Both will talk to You using prints.
* *harvest_slice* needs You to explicitly choose the category (possibly 'all') and the filename as arguments
    * just appends lines to the file, it's up to You not to make a mess


* *harvest_data* divides the timespan into slices of given length and harvests those using *harvest_slice*:
    * can make up the name of the file on its own
    * adds the header to the csv
    * default behavior when the file already exists is to quit
    * default category is 'all'

### It is slow.    
### Examples:
*  ~ 1 min,  2 MB >>> harvest_slice("2018-10-01", "2018-10-10", "math", "test.csv")
*  ~ 5 min, 11 MB >>> harvest_slice("2018-10-01", "2018-10-10", "all", "test.csv")
* ~ 10 min, 16 MB >>> harvest_data("2018-08-01", "2018-11-01", category="math", file_name = "test.csv", overwrite=True)
* ~ 1 h, 68 MB >>> harvest_data("2018-08-01", "2018-11-01")

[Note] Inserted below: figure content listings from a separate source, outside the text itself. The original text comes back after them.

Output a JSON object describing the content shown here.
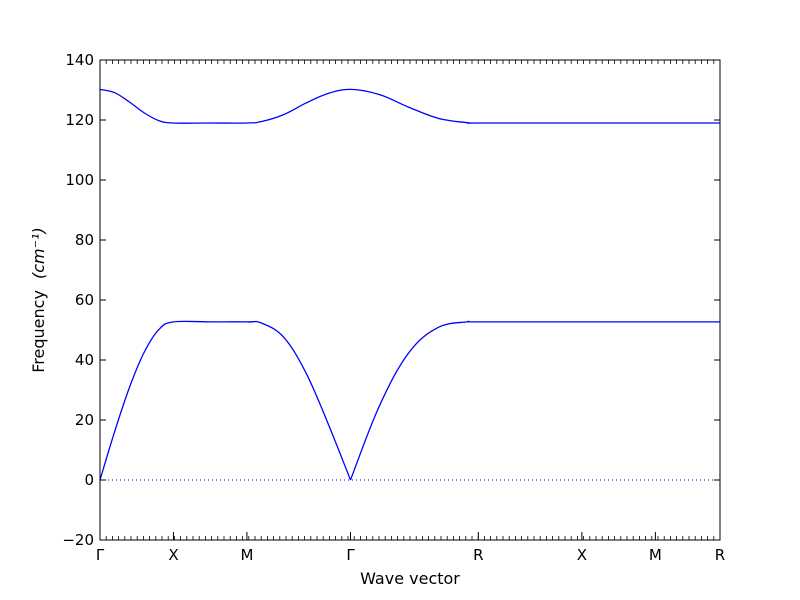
{
  "chart_data": {
    "type": "line",
    "title": "",
    "xlabel": "Wave vector",
    "ylabel": "Frequency",
    "ylabel_unit": "(cm⁻¹)",
    "ylim": [
      -20,
      140
    ],
    "yticks": [
      -20,
      0,
      20,
      40,
      60,
      80,
      100,
      120,
      140
    ],
    "xlim": [
      0,
      8.44
    ],
    "xticks": [
      {
        "label": "Γ",
        "x": 0
      },
      {
        "label": "X",
        "x": 1
      },
      {
        "label": "M",
        "x": 2
      },
      {
        "label": "Γ",
        "x": 3.41
      },
      {
        "label": "R",
        "x": 5.15
      },
      {
        "label": "X",
        "x": 6.56
      },
      {
        "label": "M",
        "x": 7.56
      },
      {
        "label": "R",
        "x": 8.44
      }
    ],
    "zero_line": {
      "y": 0,
      "style": "dotted"
    },
    "series": [
      {
        "values_x": [
          0,
          0.2,
          0.4,
          0.6,
          0.8,
          1.0,
          1.5,
          2.0,
          2.2,
          2.5,
          2.8,
          3.1,
          3.41,
          3.8,
          4.2,
          4.6,
          5.0,
          5.15,
          6.56,
          7.56,
          8.44
        ],
        "values_y": [
          0,
          16.2,
          30.8,
          42.5,
          50.1,
          52.7,
          52.7,
          52.7,
          52.3,
          47.6,
          35.9,
          19.1,
          0,
          24.5,
          42.3,
          50.8,
          52.7,
          52.7,
          52.7,
          52.7,
          52.7
        ]
      },
      {
        "values_x": [
          0,
          0.2,
          0.4,
          0.6,
          0.8,
          1.0,
          1.5,
          2.0,
          2.2,
          2.5,
          2.8,
          3.1,
          3.41,
          3.8,
          4.2,
          4.6,
          5.0,
          5.15,
          6.56,
          7.56,
          8.44
        ],
        "values_y": [
          130.2,
          129.1,
          126.0,
          122.4,
          119.8,
          119.0,
          119.0,
          119.0,
          119.5,
          121.8,
          125.6,
          128.8,
          130.2,
          128.5,
          124.3,
          120.6,
          119.1,
          119.0,
          119.0,
          119.0,
          119.0
        ]
      }
    ],
    "colors": {
      "series": "#0000ff",
      "axes": "#000000",
      "zero_line": "#0000ff"
    }
  }
}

### Example of a basic query used in the code:
* http://export.arxiv.org/oai2?verb=ListRecords&from=2012-01-01&until=2018-02-01&set=physics:hep-th&metadataPrefix=arXiv
* "http://export.arxiv.org/oai2?verb=ListSets"

See https://arxiv.org/help/bulk_data for more info.

### Side effect:
Create small text files that - loosely speaking - list the extracted labels: 
   * categories.txt
   * top_cats.txt
   * physics_genres.txt 

---

# Explanation:

### Aside from having authors, a title and an abstract (a summary), articles on *ArXiv* are typically assigned to a category, e.g. Computer Science, Economics, etc. Those informations form the meta-data of an article that is easily obtainable with an API.

### One can talk with *ArXiv* using two different interfaces.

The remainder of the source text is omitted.